Я уже не раз ощущал, как истощаются мои духовные силы, как исчезает во мне восторг, любовь к человеку, доверие к нему и прочее. Я становлюсь все более жестокосердым и строгим в своих оценках. Война решительно положила конец вере в «нравственное перерождение», «высшее бытие», «высшее призвание», — всем этим милым химерам, с которыми я пришел в казарму. Сейчас у меня нет идеала, снова надо перестраивать свою жизнь, на этот раз совсем по-другому. Идеал?! Где мне было его взять? В гимназии, где мы зубрили, чтобы получить диплом, или на улице? Улица была во власти бескультурья и мещанства, большинство учителей — невежды и беспринципные ничтожества или, как наш учитель по литературе Георгиев, чудаки…
Я поднялся на высоту. Колы еще торчали. На свежих могилах валялись три белые кровавые повязки…
В соседнем 21-м пехотном полку, говорят, расстреляли по одному и тому же делу — за бунт — ' сто солдат. Расстреливали группами в Прилепе и Кавадарцах, с «торжественной церемонией»: к-р полка произнес высокопатриотическую речь, играл полк, оркестр…
Куда подевались мои великие идеалы, где мой сильный человек, божественный избранник, герой, где нравственная свобода? Мысль моя мечется, словно птица, потерявшая родное гнездо… Господи, каким я был жалким!
Сражения на южном берегу озера и вдоль Вардара возобновились с новой силой. Войска Антанты, которым мы сами дали возможность организоваться и накопить резервы, здорово укрепились вдоль греческой границы, и с наших позиций как на ладони видны непрекращающиеся бои на том берегу озера. Окопы на передовой засыпает фугасами и минами, поливает пулеметным и ружейным огнем. Земля кипит в облаках пыли и черного дыма. Непрерывная канонада.
Большие бои идут и за Вардаром, до самых Албанских гор.
Бивак у селения Растем-бей.
Осмотр одежды, пассивная гимнастика, стирка и пр. Почти все мои коллеги пишут письма невестам или возлюбленным, а у меня никого нет, и мне страшно обидно. Если меня убьют, никто не заплачет по мне, кроме матери и сестры. Влюблялся я дважды, но без взаимности. Ни красоты у меня, ни богатых родителей; и потом есть во мне что-то такое, чего я сам не могу понять, — какая-то врожденная суровость к женщинам, что ли, а может, чрезмерная застенчивость? Черт его знает… Немцы на западном фронте снова отступили.
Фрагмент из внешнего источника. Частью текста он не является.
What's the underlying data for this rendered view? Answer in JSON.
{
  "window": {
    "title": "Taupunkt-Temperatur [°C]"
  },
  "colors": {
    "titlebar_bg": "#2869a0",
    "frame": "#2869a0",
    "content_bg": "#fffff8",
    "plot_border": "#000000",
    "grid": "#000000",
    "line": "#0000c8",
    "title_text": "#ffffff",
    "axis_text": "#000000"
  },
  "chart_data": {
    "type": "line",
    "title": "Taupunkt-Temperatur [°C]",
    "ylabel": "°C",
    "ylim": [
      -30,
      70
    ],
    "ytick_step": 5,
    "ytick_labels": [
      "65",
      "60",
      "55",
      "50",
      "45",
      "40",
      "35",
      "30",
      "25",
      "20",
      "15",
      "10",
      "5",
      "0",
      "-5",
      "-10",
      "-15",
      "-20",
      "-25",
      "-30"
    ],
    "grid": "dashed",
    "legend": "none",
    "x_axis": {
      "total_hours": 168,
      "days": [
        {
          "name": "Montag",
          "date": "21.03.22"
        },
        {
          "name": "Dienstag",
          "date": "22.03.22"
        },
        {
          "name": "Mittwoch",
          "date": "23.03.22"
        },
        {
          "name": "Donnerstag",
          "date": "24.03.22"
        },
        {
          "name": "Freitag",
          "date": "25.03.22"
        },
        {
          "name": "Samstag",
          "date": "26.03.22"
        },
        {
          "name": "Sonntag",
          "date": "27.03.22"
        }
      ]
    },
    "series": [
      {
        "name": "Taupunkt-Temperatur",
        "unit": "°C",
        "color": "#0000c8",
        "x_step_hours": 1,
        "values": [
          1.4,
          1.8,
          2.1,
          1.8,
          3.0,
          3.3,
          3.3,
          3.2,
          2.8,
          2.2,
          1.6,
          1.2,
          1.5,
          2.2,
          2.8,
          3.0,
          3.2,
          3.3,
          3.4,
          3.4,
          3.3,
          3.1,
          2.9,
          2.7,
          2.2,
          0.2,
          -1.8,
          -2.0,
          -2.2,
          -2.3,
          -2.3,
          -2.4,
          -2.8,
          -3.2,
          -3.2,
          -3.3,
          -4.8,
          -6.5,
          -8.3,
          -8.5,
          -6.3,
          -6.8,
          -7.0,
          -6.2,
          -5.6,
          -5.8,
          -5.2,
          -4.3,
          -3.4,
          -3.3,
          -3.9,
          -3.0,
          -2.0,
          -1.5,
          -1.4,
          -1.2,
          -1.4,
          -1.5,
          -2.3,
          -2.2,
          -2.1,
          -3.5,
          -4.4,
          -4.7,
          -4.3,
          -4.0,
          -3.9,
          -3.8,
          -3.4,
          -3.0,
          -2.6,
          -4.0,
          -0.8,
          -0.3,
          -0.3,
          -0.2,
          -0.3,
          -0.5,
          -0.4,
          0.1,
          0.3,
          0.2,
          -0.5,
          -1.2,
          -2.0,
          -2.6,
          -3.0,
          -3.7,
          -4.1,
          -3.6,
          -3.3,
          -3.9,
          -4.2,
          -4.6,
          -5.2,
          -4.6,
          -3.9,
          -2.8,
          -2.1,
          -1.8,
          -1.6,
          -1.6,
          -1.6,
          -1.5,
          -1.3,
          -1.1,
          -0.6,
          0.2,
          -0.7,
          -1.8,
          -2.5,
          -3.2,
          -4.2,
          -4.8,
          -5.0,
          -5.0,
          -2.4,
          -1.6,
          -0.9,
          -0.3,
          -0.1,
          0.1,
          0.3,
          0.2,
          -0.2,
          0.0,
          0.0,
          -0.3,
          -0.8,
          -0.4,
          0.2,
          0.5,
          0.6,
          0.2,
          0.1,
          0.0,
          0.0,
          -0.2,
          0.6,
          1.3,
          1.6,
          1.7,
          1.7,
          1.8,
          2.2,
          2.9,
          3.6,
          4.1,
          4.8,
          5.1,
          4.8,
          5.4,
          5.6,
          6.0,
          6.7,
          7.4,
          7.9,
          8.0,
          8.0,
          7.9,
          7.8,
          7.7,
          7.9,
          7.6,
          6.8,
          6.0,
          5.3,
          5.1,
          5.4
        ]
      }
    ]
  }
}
Перед нашей позицией — долина смерти и смрада. Все деревья вокруг гниют. Стволы их разбиты снарядами и продырявлены пулями, на скалах валяются оторванные руки и ноги, распухшие трупы, разбросаны бумаги и письма. Большие лесные мухи, серые и изумрудно — зеленые. Ужасная вонь отравляет воздух…
4-го этого месяца нас атаковали сербские и французские колониальные части. Шли они волнами, заткнув за поясные ремни полы шинелей. Сначала их встретила артиллерия, потом пулеметный и ружейный огонь. Первый раз мне пришлось стрелять по людям, которых я ясно видел. Я лично расстрелял две пулеметные ленты. Когда противник залег, я поставил прицел пулемета над первым рядом и, дождавшись, когда они поднимутся, нажал спуск. Наверняка убил не менее четырех, а может, и больше.
На душе у меня затишье. Двигаюсь как человек, который никак не может очнуться после продолжительного сна. В голове вертятся злые мысли, а сердце словно окаменело. Все во мне как будто молчит, но в то же время занято усиленной работой. Сознание непрерывно ищет новые оценки и новые объяснения. Со старыми идеалами решительно покончено. Глупые выдумки! Стоит мне припомнить мой былой бред, и меня охватывает бешенство. Где они, эти проповедники «нравственной свободы», эти сверхчеловеки и герои? Хотел бы я увидеть их здесь, на этой кошмарной земле, ползущими на четвереньках, в надежде забиться в какую-нибудь спасительную дыру; пусть бы своими глазами увидели, как венец божественного творения превратился в скота, тонущего в крови.
Эти мои теперешние мысли-сомнения о сущности жизни и человека отныне будут постоянно со мной.